Plaintiffs in this case have not exhausted their available administrative remedies to bring a claim under the IDEA. As Plaintiffs' claims under Section 504 arise out of an alleged violation of the IDEA and request relief that is available under the IDEA, similar exhaustion is required for that claim as well. See, e.g., id.; B.D., 130 F. Supp. 2d at 426. As a result, both Counts One and Three will be dismissed for a lack of subject matter jurisdiction, without prejudice to Plaintiffs' right to administratively exhaust their claims.

E. State Law Claims

Finally, having dismissed all claims over which this Court had original jurisdiction, the Court declines to exercise supplemental jurisdiction over Plaintiffs' state law claims in Counts Four and Five. Under 28 U.S.C. § 1367(c), "[t]he district courts may decline to exercise supplemental jurisdiction over a [state law] claim . . . if the district court has dismissed all claims over which it has original jurisdiction." § 1367(c). As a general rule, absent exceptional circumstances, "jurisdiction [over claims based on state law] should be declined where the federal claims are no longer viable." Shaffer v. Albert Gallatin Area Sch. Dist., 730 F.2d 910, 912 (3d Cir. 1984); see also Borough of West Mifflin v. Lancaster, 45 F.3d 780, 788 (3d Cir. 1995) ("where the claim over which the district court has original jurisdiction is dismissed before trial, the district court must decline to decide the pendent state claims unless considerations of judicial economy, convenience, and fairness to the parties provide an affirmative justification for doing so").

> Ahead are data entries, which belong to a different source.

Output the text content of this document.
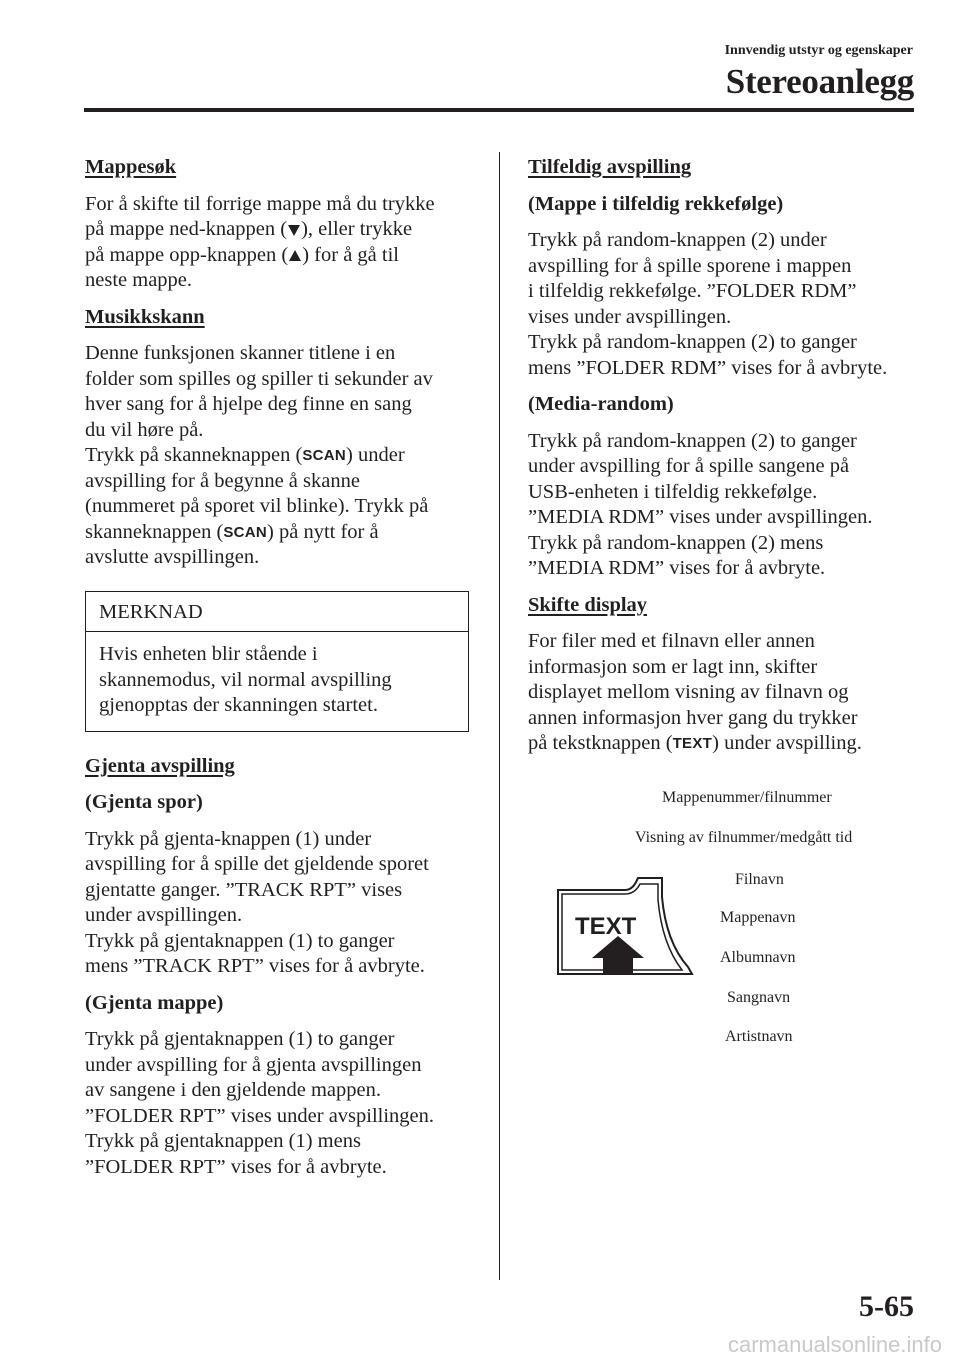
Innvendig utstyr og egenskaper
Stereoanlegg
Mappesøk

For å skifte til forrige mappe må du trykke
på mappe ned-knappen ( ), eller trykke
på mappe opp-knappen ( ) for å gå til
neste mappe.

Musikkskann

Denne funksjonen skanner titlene i en
folder som spilles og spiller ti sekunder av
hver sang for å hjelpe deg finne en sang
du vil høre på.
Trykk på skanneknappen (SCAN) under
avspilling for å begynne å skanne
(nummeret på sporet vil blinke). Trykk på
skanneknappen (SCAN) på nytt for å
avslutte avspillingen.

MERKNAD
Hvis enheten blir stående i
skannemodus, vil normal avspilling
gjenopptas der skanningen startet.
Gjenta avspilling
(Gjenta spor)

Trykk på gjenta-knappen (1) under
avspilling for å spille det gjeldende sporet
gjentatte ganger. ”TRACK RPT” vises
under avspillingen.
Trykk på gjentaknappen (1) to ganger
mens ”TRACK RPT” vises for å avbryte.

(Gjenta mappe)

Trykk på gjentaknappen (1) to ganger
under avspilling for å gjenta avspillingen
av sangene i den gjeldende mappen.
”FOLDER RPT” vises under avspillingen.
Trykk på gjentaknappen (1) mens
”FOLDER RPT” vises for å avbryte.

Tilfeldig avspilling
(Mappe i tilfeldig rekkefølge)

Trykk på random-knappen (2) under
avspilling for å spille sporene i mappen
i tilfeldig rekkefølge. ”FOLDER RDM”
vises under avspillingen.
Trykk på random-knappen (2) to ganger
mens ”FOLDER RDM” vises for å avbryte.

(Media-random)

Trykk på random-knappen (2) to ganger
under avspilling for å spille sangene på
USB-enheten i tilfeldig rekkefølge.
”MEDIA RDM” vises under avspillingen.
Trykk på random-knappen (2) mens
”MEDIA RDM” vises for å avbryte.

Skifte display

For filer med et filnavn eller annen
informasjon som er lagt inn, skifter
displayet mellom visning av filnavn og
annen informasjon hver gang du trykker
på tekstknappen (TEXT) under avspilling.

TEXT
Mappenummer/filnummer
Visning av filnummer/medgått tid
Filnavn
Mappenavn
Albumnavn
Sangnavn
Artistnavn
5-65
carmanualsonline.info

In the case currently before the Court, the Plaintiffs' claims for violation of the New Jersey Law Against Discrimination and common law breach of contract do not implicate the "considerations of judicial economy, convenience and fairness to the parties" that would provide the appropriate justification for maintaining jurisdiction over the claims. Id. Since the Defendants' motion comes at such an early time in the litigation, prior to any discovery or other pretrial practice, there is no justification for retaining jurisdiction sufficient to overcome the presumption that this Court "must decline to decide the pendent state claims." Id.

III. Conclusion

For the reasons discussed above, the Court will grant the Defendants' motion to dismiss in full. Specifically, the Court will: (1) dismiss Count One of the Plaintiffs' Complaint with prejudice as to the individually named Defendants and without prejudice as to the Egg Harbor Township Board of Education for lack of subject matter jurisdiction; (2) dismiss Count Two of the Plaintiffs' Complaint with prejudice as to all Defendants for failure to state a claim upon which relief may be granted; (3) dismiss Count Three of the Plaintiffs' Complaint with prejudice as to all individually named Defendants and without prejudice as to the Egg Harbor Township Board of Education for lack of subject matter jurisdiction; (4) dismiss Count Four of the Plaintiffs' Complaint without prejudice as to all Defendants for lack of federal jurisdiction; and (5) dismiss Count Five of the Plaintiffs' Complaint without prejudice as to all Defendants for lack of federal jurisdiction. The accompanying Order will be entered.